After a busy, award-winning year, playing festivals and touring across the country, Tom Fun Orchestra is happy to be sticking close to home. Since November 19, the band has been hosting the Flying Horse Cabaret, a weekly session at Governor’s Pub that isn’t really meant to be your typical Tom Fun show, although the band is featured at the end of the night.
The show usually opens with somebody connected somehow to the Tom Fun Orchestra—so far opening acts have included 3 Piece Suit, The Roots and Rhythm Remain, and Buck and Kinch—and ends with some version of the band playing songs from Tom Fun’s usual set with a few odds and ends thrown in for a laugh or good measure.
It’s kind of an informal type of show and the headliners have had a variable lineup which has, on different weeks, been without Carmen Townsend, Albert Lionais, or Victor Tomiczek. And none of their rotating cast of fiddlers (Morgan Currie, Colin Grant, and Rosie MacKenzie) has shown up yet, although one would expect that they’ll probably all show up on the same night one of these weeks. Although they have been missing members, they have not been down in numbers. The talented James Munroe has been a regular fixture on trombone, Buck and Kinch’s Donnie Calabrese has been playing organ in the corner, Bill Potter from 3 Piece Suit has been sitting in on guitar, and singer Collette Deveaux has stepped up to the mic once or twice to add some vocals.
“It’s unpredictable,” says accordion player Dave Mahalik. “And we like it that way. It’s kinda like when we first started and were playing at Bunker’s every week and you never really knew who was gonna show up to play.”

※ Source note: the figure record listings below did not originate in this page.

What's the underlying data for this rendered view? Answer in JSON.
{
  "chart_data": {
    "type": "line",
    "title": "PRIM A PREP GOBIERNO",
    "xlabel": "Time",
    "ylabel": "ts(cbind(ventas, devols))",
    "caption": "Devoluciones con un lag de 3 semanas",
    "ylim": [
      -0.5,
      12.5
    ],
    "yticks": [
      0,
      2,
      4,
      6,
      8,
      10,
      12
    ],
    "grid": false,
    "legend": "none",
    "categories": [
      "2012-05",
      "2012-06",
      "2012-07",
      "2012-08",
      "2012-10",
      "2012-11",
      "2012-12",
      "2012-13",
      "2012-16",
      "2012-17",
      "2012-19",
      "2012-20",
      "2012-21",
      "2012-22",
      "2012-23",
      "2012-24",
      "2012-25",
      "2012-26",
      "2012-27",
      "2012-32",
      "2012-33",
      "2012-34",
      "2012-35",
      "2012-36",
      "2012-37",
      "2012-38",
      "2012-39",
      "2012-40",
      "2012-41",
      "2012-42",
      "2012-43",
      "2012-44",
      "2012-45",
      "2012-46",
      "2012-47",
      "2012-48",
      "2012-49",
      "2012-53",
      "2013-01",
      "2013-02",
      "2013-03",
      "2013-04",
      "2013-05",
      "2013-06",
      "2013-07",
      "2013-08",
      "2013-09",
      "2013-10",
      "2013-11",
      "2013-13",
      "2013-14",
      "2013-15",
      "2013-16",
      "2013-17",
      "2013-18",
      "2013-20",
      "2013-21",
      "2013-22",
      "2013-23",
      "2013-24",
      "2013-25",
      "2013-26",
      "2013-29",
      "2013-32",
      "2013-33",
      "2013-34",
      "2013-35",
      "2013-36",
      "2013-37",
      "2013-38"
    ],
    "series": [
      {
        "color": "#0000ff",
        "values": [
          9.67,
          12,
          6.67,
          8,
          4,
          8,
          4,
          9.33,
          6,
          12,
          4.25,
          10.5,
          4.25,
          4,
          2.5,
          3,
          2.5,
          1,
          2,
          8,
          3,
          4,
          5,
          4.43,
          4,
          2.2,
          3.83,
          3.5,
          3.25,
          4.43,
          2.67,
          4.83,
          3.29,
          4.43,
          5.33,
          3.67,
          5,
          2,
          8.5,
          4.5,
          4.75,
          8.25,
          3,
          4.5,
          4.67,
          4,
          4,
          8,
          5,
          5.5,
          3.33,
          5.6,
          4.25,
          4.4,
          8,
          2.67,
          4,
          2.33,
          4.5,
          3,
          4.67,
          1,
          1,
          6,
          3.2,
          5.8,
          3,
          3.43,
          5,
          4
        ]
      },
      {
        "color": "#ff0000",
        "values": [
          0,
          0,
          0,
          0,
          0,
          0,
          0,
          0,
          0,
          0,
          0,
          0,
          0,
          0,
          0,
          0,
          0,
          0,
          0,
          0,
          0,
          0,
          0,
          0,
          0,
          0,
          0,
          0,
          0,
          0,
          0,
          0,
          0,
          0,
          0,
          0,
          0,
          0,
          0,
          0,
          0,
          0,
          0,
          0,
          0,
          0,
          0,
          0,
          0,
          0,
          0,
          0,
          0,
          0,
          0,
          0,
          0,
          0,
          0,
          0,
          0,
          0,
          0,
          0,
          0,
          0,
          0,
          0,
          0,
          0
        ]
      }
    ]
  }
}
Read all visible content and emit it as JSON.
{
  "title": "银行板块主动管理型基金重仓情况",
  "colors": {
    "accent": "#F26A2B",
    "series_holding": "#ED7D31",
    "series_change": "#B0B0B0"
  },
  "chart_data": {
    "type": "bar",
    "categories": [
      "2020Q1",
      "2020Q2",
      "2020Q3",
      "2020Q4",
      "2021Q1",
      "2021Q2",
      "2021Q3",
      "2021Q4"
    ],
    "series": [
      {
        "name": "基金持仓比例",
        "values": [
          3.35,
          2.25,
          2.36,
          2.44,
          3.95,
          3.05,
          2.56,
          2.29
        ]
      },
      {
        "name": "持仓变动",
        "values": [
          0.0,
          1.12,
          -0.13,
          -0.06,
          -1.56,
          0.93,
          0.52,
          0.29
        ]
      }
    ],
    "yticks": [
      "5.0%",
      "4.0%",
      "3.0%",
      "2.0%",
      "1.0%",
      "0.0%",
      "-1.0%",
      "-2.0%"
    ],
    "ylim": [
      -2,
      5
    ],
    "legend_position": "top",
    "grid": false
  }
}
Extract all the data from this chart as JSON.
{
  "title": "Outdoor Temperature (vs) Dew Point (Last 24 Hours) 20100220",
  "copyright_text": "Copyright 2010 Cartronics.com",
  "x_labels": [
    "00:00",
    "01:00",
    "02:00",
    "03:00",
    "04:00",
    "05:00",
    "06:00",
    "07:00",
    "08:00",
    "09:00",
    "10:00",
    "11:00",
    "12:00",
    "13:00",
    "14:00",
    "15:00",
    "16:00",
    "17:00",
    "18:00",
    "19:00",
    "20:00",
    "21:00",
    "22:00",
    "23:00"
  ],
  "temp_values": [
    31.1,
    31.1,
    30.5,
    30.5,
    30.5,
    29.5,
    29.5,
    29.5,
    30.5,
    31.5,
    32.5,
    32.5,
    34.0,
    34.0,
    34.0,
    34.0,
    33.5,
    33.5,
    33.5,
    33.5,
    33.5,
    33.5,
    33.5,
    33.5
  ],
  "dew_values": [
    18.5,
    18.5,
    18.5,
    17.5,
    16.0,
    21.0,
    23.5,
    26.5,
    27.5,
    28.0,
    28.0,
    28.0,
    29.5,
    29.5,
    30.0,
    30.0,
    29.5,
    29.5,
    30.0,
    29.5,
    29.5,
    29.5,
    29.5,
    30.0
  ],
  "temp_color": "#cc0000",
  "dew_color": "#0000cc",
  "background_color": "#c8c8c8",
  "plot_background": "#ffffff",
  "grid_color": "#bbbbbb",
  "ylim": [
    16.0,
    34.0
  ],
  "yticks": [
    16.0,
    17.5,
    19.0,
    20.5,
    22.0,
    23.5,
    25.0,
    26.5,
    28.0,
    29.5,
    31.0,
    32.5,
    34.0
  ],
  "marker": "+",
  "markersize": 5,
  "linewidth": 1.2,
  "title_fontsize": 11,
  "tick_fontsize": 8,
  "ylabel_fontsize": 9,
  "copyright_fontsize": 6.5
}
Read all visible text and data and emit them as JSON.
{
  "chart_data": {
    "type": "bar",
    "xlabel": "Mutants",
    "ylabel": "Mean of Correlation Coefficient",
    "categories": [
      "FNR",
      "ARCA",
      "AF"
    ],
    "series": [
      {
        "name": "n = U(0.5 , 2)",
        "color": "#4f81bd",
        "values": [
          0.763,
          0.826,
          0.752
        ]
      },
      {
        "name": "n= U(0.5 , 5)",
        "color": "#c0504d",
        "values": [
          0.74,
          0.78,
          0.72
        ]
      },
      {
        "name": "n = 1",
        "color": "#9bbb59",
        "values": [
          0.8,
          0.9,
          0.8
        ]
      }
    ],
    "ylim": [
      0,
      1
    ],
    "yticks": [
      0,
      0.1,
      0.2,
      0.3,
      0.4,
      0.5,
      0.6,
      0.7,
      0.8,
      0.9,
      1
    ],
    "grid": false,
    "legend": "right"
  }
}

The Flying Horse Cabaret continues Thursday nights until Christmas, which is only for the next two weeks. This week’s special guest is The Pranks, a quartet from the Northside made up of songwriter Russell Sullivan on vocals and guitar; Bill Potter (3 Piece Suit, Sweet Zombie Jesus) on vocals and guitar; Connie Boutilier (Digger, Hadrian Seven) on bass and vocals; and Rob Rushton (Thought Machine, Fallen) on percussion. Get there early for a good seat.